香港にやってきた大岡興行の北原(高倉健)に、観光ガイドだと名乗る男・チャン(内田良平)が接触していくるが、北原は彼をまいて、龍(石山健二郎)という男を尋ね麻薬密売の取引をまとめようとするが、龍は難色をしめす。あっさりあきらめた北原を龍の手下が後を付ける。龍のアジトを出た北原をまたも先の観光ガイド・チャンがつけ回し、自分を雇わないかと言ってくる。北原はチャンの話しに乗ることにするが、ホテル周辺には龍の手下がへばりついていた。北原とチャンは衣装を取り替え、取引に成功したかに見えたが、先回りしていた龍の手下の銃弾が北原の腹に命中していた。北原は運び屋である粤劇団の女優(三田佳子)を尋ね、麻薬の運搬を依頼して、息絶える。
北原からの連絡が途絶え、さらに奇妙な新聞広告を見た東京の大岡興行は、藤島(鶴田浩二)がマカオの毛となのる男を訪ねる。すると毛(丹波哲郎)は、藤島の戦友・毛利が名を変えた姿だった。毛やチャンから北原の話しを聞いた藤原は日本へ戻りブツが届く横浜へ。横浜では、毛やチャン、龍らが勢揃いブツの到着を伺っていた・・・。


登場人物おかしな広東語を話すと「つぶやき」で教えてもらい鑑賞。いやたしかに香港に到着した途端に広東語を話す高倉健という、とても面白いものが見られた。

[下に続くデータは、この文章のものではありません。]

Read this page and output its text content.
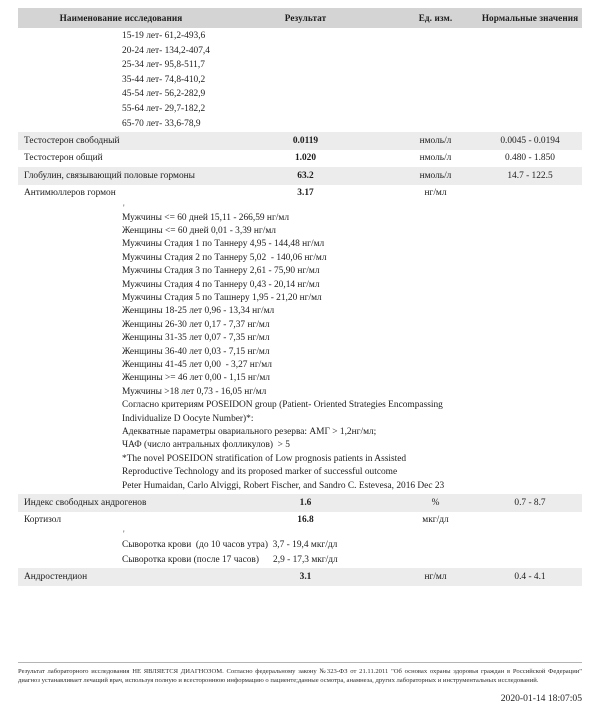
Наименование исследования	Результат	Ед. изм.	Нормальные значения

15-19 лет- 61,2-493,6
20-24 лет- 134,2-407,4
25-34 лет- 95,8-511,7
35-44 лет- 74,8-410,2
45-54 лет- 56,2-282,9
55-64 лет- 29,7-182,2
65-70 лет- 33,6-78,9

Тестостерон свободный	0.0119	нмоль/л	0.0045 - 0.0194
Тестостерон общий	1.020	нмоль/л	0.480 - 1.850
Глобулин, связывающий половые гормоны	63.2	нмоль/л	14.7 - 122.5
Антимюллеров гормон	3.17	нг/мл	

'
Мужчины <= 60 дней 15,11 - 266,59 нг/мл
Женщины <= 60 дней 0,01 - 3,39 нг/мл
Мужчины Стадия 1 по Таннеру 4,95 - 144,48 нг/мл
Мужчины Стадия 2 по Таннеру 5,02  - 140,06 нг/мл
Мужчины Стадия 3 по Таннеру 2,61 - 75,90 нг/мл
Мужчины Стадия 4 по Таннеру 0,43 - 20,14 нг/мл
Мужчины Стадия 5 по Ташнеру 1,95 - 21,20 нг/мл
Женщины 18-25 лет 0,96 - 13,34 нг/мл
Женщины 26-30 лет 0,17 - 7,37 нг/мл
Женщины 31-35 лет 0,07 - 7,35 нг/мл
Женщины 36-40 лет 0,03 - 7,15 нг/мл
Женщины 41-45 лет 0,00  - 3,27 нг/мл
Женщины >= 46 лет 0,00 - 1,15 нг/мл
Мужчины >18 лет 0,73 - 16,05 нг/мл
Согласно критериям POSEIDON group (Patient- Oriented Strategies Encompassing
Individualize D Oocyte Number)*:
Адекватные параметры овариального резерва: АМГ > 1,2нг/мл;
ЧАФ (число антральных фолликулов)  > 5
*The novel POSEIDON stratification of Low prognosis patients in Assisted
Reproductive Technology and its proposed marker of successful outcome
Peter Humaidan, Carlo Alviggi, Robert Fischer, and Sandro C. Estevesa, 2016 Dec 23

Индекс свободных андрогенов	1.6	%	0.7 - 8.7
Кортизол	16.8	мкг/дл	

'
Сыворотка крови  (до 10 часов утра)  3,7 - 19,4 мкг/дл
Сыворотка крови (после 17 часов)      2,9 - 17,3 мкг/дл			

Андростендион	3.1	нг/мл	0.4 - 4.1

Результат лабораторного исследования НЕ ЯВЛЯЕТСЯ ДИАГНОЗОМ. Согласно федеральному закону №323-ФЗ от 21.11.2011 "Об основах охраны здоровья граждан в Российской Федерации" диагноз устанавливает лечащий врач, используя полную и всестороннюю информацию о пациенте;данные осмотра, анамнеза, других лабораторных и инструментальных исследований.

2020-01-14 18:07:05
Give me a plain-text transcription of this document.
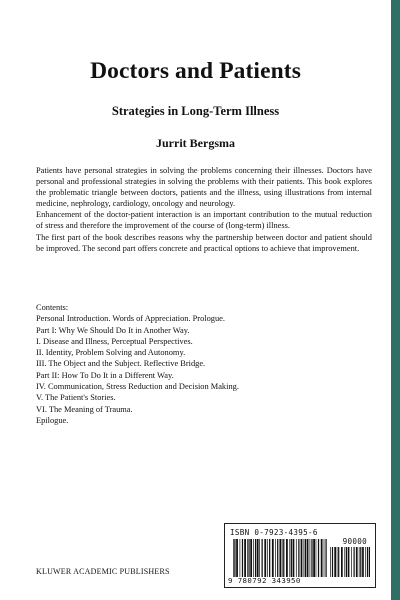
Doctors and Patients
Strategies in Long-Term Illness
Jurrit Bergsma

Patients have personal strategies in solving the problems concerning their illnesses. Doctors have personal and professional strategies in solving the problems with their patients. This book explores the problematic triangle between doctors, patients and the illness, using illustrations from internal medicine, nephrology, cardiology, oncology and neurology.

Enhancement of the doctor-patient interaction is an important contribution to the mutual reduction of stress and therefore the improvement of the course of (long-term) illness.

The first part of the book describes reasons why the partnership between doctor and patient should be improved. The second part offers concrete and practical options to achieve that improvement.

Contents:
Personal Introduction. Words of Appreciation. Prologue.
Part I: Why We Should Do It in Another Way.
I. Disease and Illness, Perceptual Perspectives.
II. Identity, Problem Solving and Autonomy.
III. The Object and the Subject. Reflective Bridge.
Part II: How To Do It in a Different Way.
IV. Communication, Stress Reduction and Decision Making.
V. The Patient's Stories.
VI. The Meaning of Trauma.
Epilogue.
KLUWER ACADEMIC PUBLISHERS
ISBN 0-7923-4395-6
90000
9 780792 343950
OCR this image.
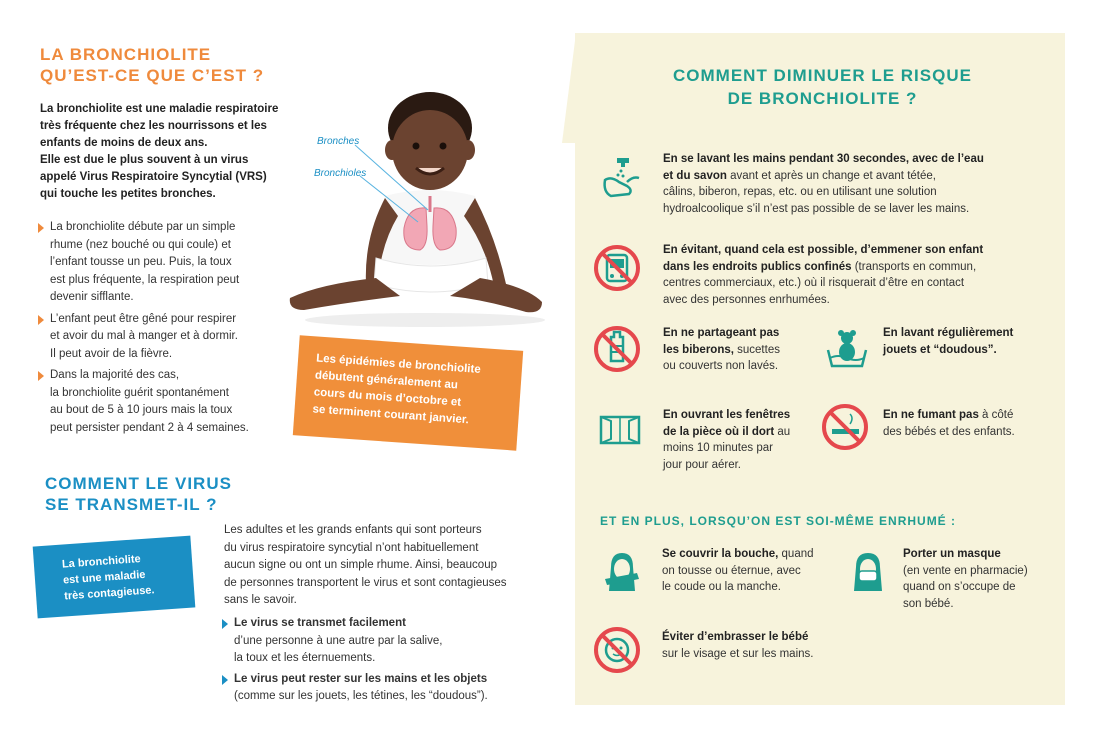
LA BRONCHIOLITE
QU’EST-CE QUE C’EST ?
La bronchiolite est une maladie respiratoire
très fréquente chez les nourrissons et les
enfants de moins de deux ans.
Elle est due le plus souvent à un virus
appelé Virus Respiratoire Syncytial (VRS)
qui touche les petites bronches.
La bronchiolite débute par un simple
rhume (nez bouché ou qui coule) et
l’enfant tousse un peu. Puis, la toux
est plus fréquente, la respiration peut
devenir sifflante.
L’enfant peut être gêné pour respirer
et avoir du mal à manger et à dormir.
Il peut avoir de la fièvre.
Dans la majorité des cas,
la bronchiolite guérit spontanément
au bout de 5 à 10 jours mais la toux
peut persister pendant 2 à 4 semaines.
Bronches
Bronchioles
Les épidémies de bronchiolite
débutent généralement au
cours du mois d’octobre et
se terminent courant janvier.
COMMENT LE VIRUS
SE TRANSMET-IL ?
La bronchiolite
est une maladie
très contagieuse.
Les adultes et les grands enfants qui sont porteurs
du virus respiratoire syncytial n’ont habituellement
aucun signe ou ont un simple rhume. Ainsi, beaucoup
de personnes transportent le virus et sont contagieuses
sans le savoir.
Le virus se transmet facilement
d’une personne à une autre par la salive,
la toux et les éternuements.
Le virus peut rester sur les mains et les objets
(comme sur les jouets, les tétines, les “doudous”).
COMMENT DIMINUER LE RISQUE
DE BRONCHIOLITE ?
En se lavant les mains pendant 30 secondes, avec de l’eau
et du savon avant et après un change et avant tétée,
câlins, biberon, repas, etc. ou en utilisant une solution
hydroalcoolique s’il n’est pas possible de se laver les mains.
En évitant, quand cela est possible, d’emmener son enfant
dans les endroits publics confinés (transports en commun,
centres commerciaux, etc.) où il risquerait d’être en contact
avec des personnes enrhumées.
En ne partageant pas
les biberons, sucettes
ou couverts non lavés.
En lavant régulièrement
jouets et “doudous”.
En ouvrant les fenêtres
de la pièce où il dort au
moins 10 minutes par
jour pour aérer.
En ne fumant pas à côté
des bébés et des enfants.
ET EN PLUS, LORSQU’ON EST SOI-MÊME ENRHUMÉ :
Se couvrir la bouche, quand
on tousse ou éternue, avec
le coude ou la manche.
Porter un masque
(en vente en pharmacie)
quand on s’occupe de
son bébé.
Éviter d’embrasser le bébé
sur le visage et sur les mains.
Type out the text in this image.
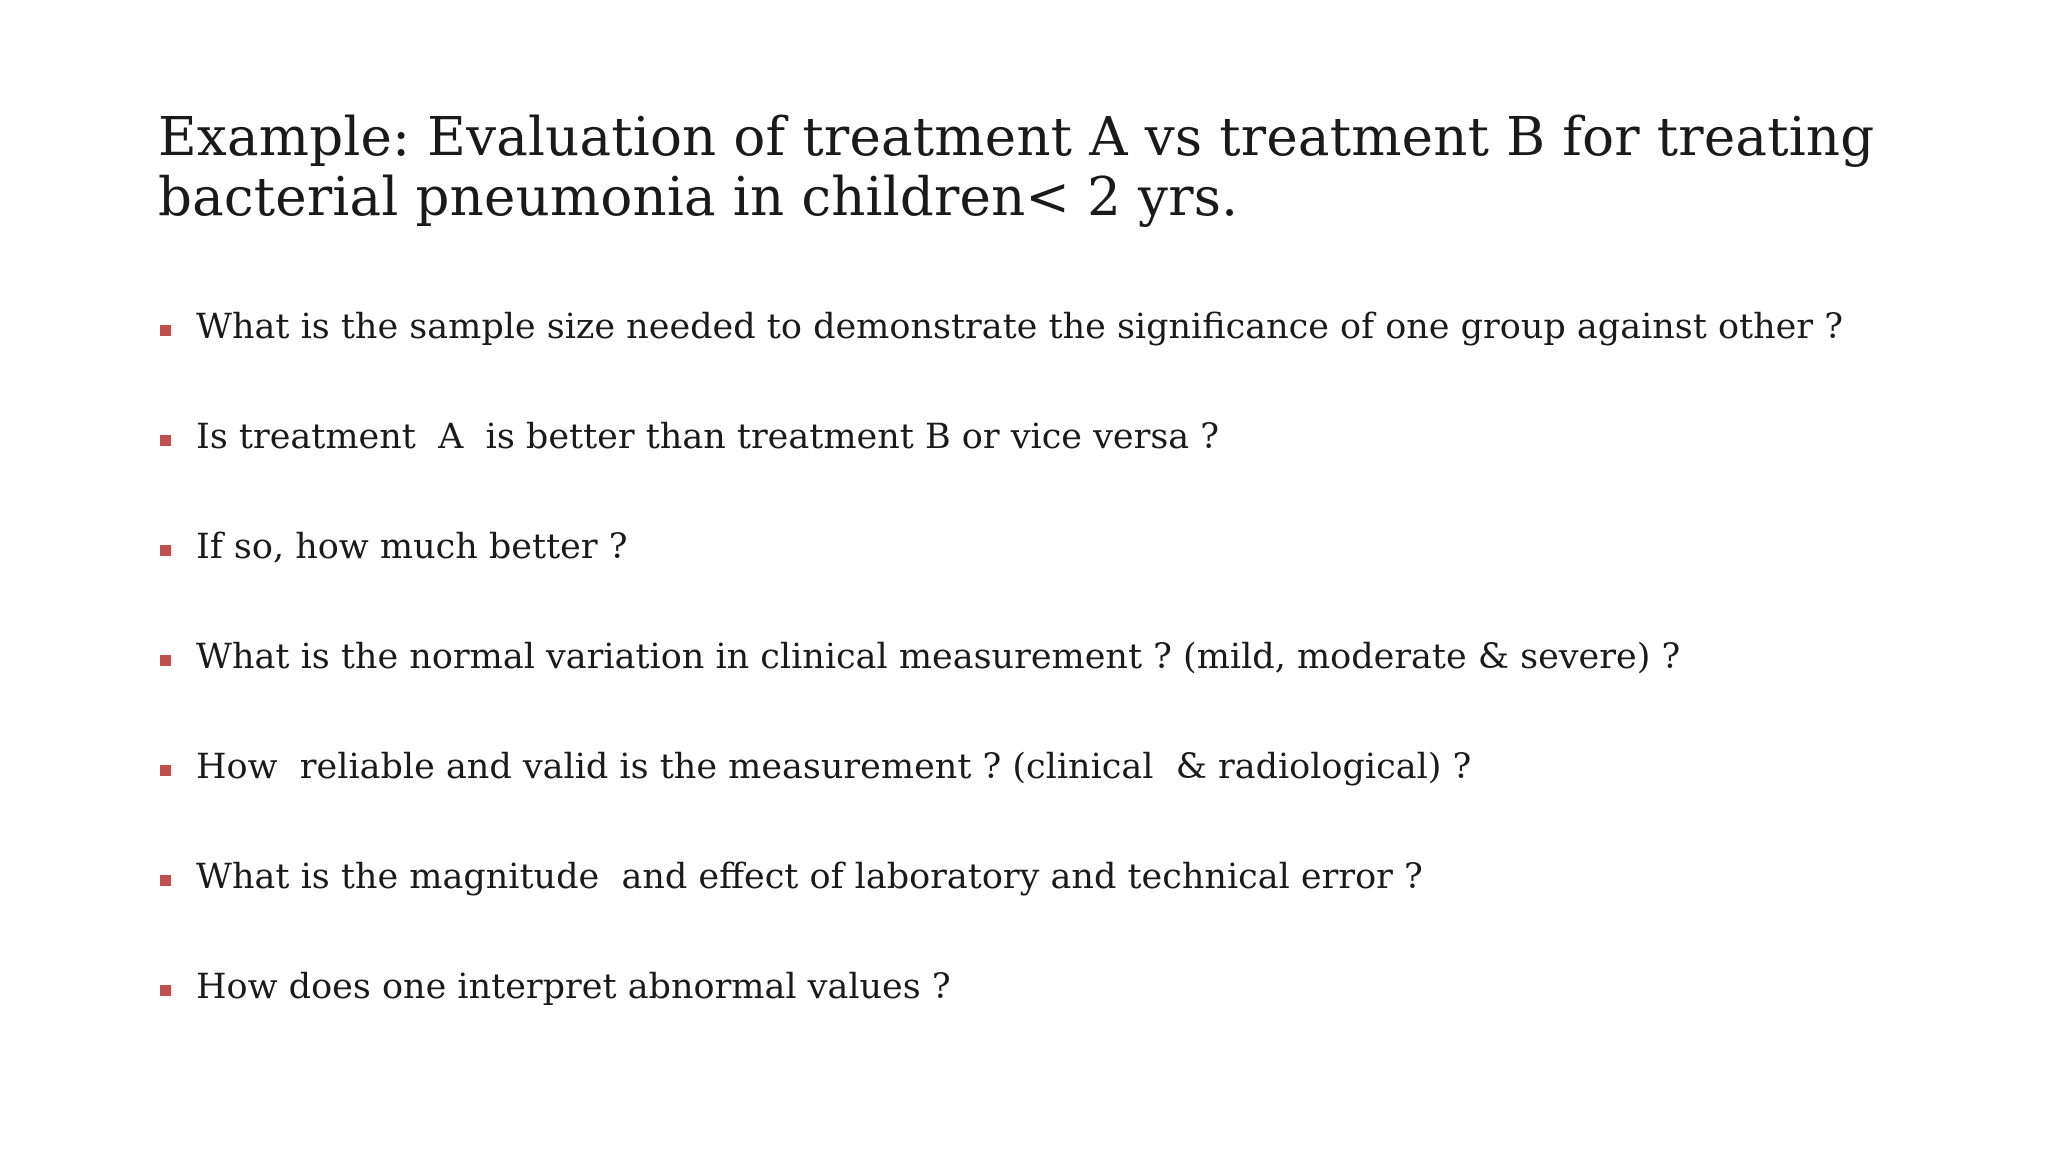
Example: Evaluation of treatment A vs treatment B for treating
bacterial pneumonia in children< 2 yrs.
What is the sample size needed to demonstrate the significance of one group against other ?
Is treatment  A  is better than treatment B or vice versa ?
If so, how much better ?
What is the normal variation in clinical measurement ? (mild, moderate & severe) ?
How  reliable and valid is the measurement ? (clinical  & radiological) ?
What is the magnitude  and effect of laboratory and technical error ?
How does one interpret abnormal values ?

30歳代の高倉健、ハンサムで細身のスーツがかっこいいし、鶴田浩二が薬物中毒になっていたり、丹波哲郎の台詞がまだ丹波節になっておらず普通だったのを聞いたりして、たいへん楽しい。
しかし何より楽しいのは1964年の香港の風景だ。これについては、xiaogangさんのココに詳しいので多くは語らないが、これまで見て来た1960年代の香港映画が、当時としては綺麗な街並みや一部の裕福な階級の人々の生活を描いていたのがよく分かる。また、たとえ貧しい環境を映し出しても、ほとんどがセットであり、それはすでにソフィスティケートされたものだということがよく分かり、大変興味深い。